A ball is thrown with an upward velocity of 5 m/s from the top of a 10-m high building. One second later, another ball is thrown vertically from the ground with a velocity of 10m/s. Determine the height from the ground where the two balls bass each other.

Homework Equations

1) v=v_ot + at
2) s=s_o + v_ot + 0.5at²
3) v² = v_o² + 2a(s-s_o)

The Attempt at a Solution

I know that this is a basic physics problem. I have taken University Physics 1 before, and made an A, but I am stuck in this problem lol.
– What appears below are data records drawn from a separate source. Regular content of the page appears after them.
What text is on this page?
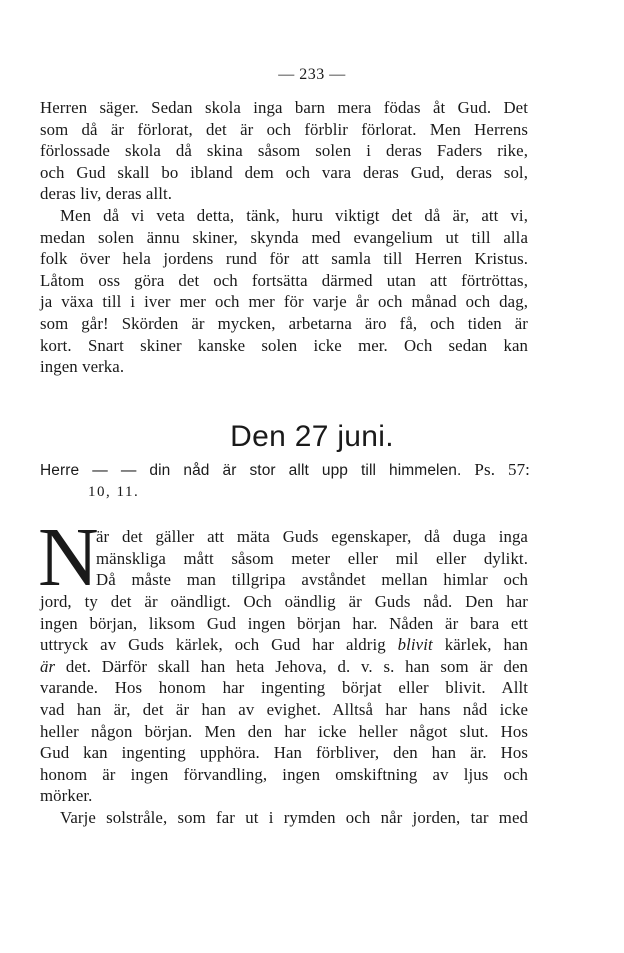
— 233 —
Herren säger. Sedan skola inga barn mera födas åt Gud. Det
som då är förlorat, det är och förblir förlorat. Men Herrens
förlossade skola då skina såsom solen i deras Faders rike,
och Gud skall bo ibland dem och vara deras Gud, deras sol,
deras liv, deras allt.
Men då vi veta detta, tänk, huru viktigt det då är, att vi,
medan solen ännu skiner, skynda med evangelium ut till alla
folk över hela jordens rund för att samla till Herren Kristus.
Låtom oss göra det och fortsätta därmed utan att förtröttas,
ja växa till i iver mer och mer för varje år och månad och dag,
som går! Skörden är mycken, arbetarna äro få, och tiden är
kort. Snart skiner kanske solen icke mer. Och sedan kan
ingen verka.
Den 27 juni.
Herre — — din nåd är stor allt upp till himmelen. Ps. 57:
10, 11.
N
är det gäller att mäta Guds egenskaper, då duga inga
mänskliga mått såsom meter eller mil eller dylikt.
Då måste man tillgripa avståndet mellan himlar och
jord, ty det är oändligt. Och oändlig är Guds nåd. Den har
ingen början, liksom Gud ingen början har. Nåden är bara ett
uttryck av Guds kärlek, och Gud har aldrig blivit kärlek, han
är det. Därför skall han heta Jehova, d. v. s. han som är den
varande. Hos honom har ingenting börjat eller blivit. Allt
vad han är, det är han av evighet. Alltså har hans nåd icke
heller någon början. Men den har icke heller något slut. Hos
Gud kan ingenting upphöra. Han förbliver, den han är. Hos
honom är ingen förvandling, ingen omskiftning av ljus och
mörker.
Varje solstråle, som far ut i rymden och når jorden, tar med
I am assuming that we do something like y₁=y₂ and then just solve the equation, get time. And then plug the time in. Or we can do t₁=t₂

But I am having problem making the equations.

I did this:

y₁=v_o1t₁ + 0.5at₁²

V^o1 = 5 m/s
a = 9.8 m/s²

y₂=v_o2t₂ + 0.5at₂²

t₁ = t₂ - 1

v_o2 = 10 m/s

The problem is, my t₁ is coming out to be -11/7 Lol :)

Please help!

Thanks,
Arshad

 

[jahrollins]

y1 doesn't equal y2. The ball is being thrown from the building so their displacements will be different.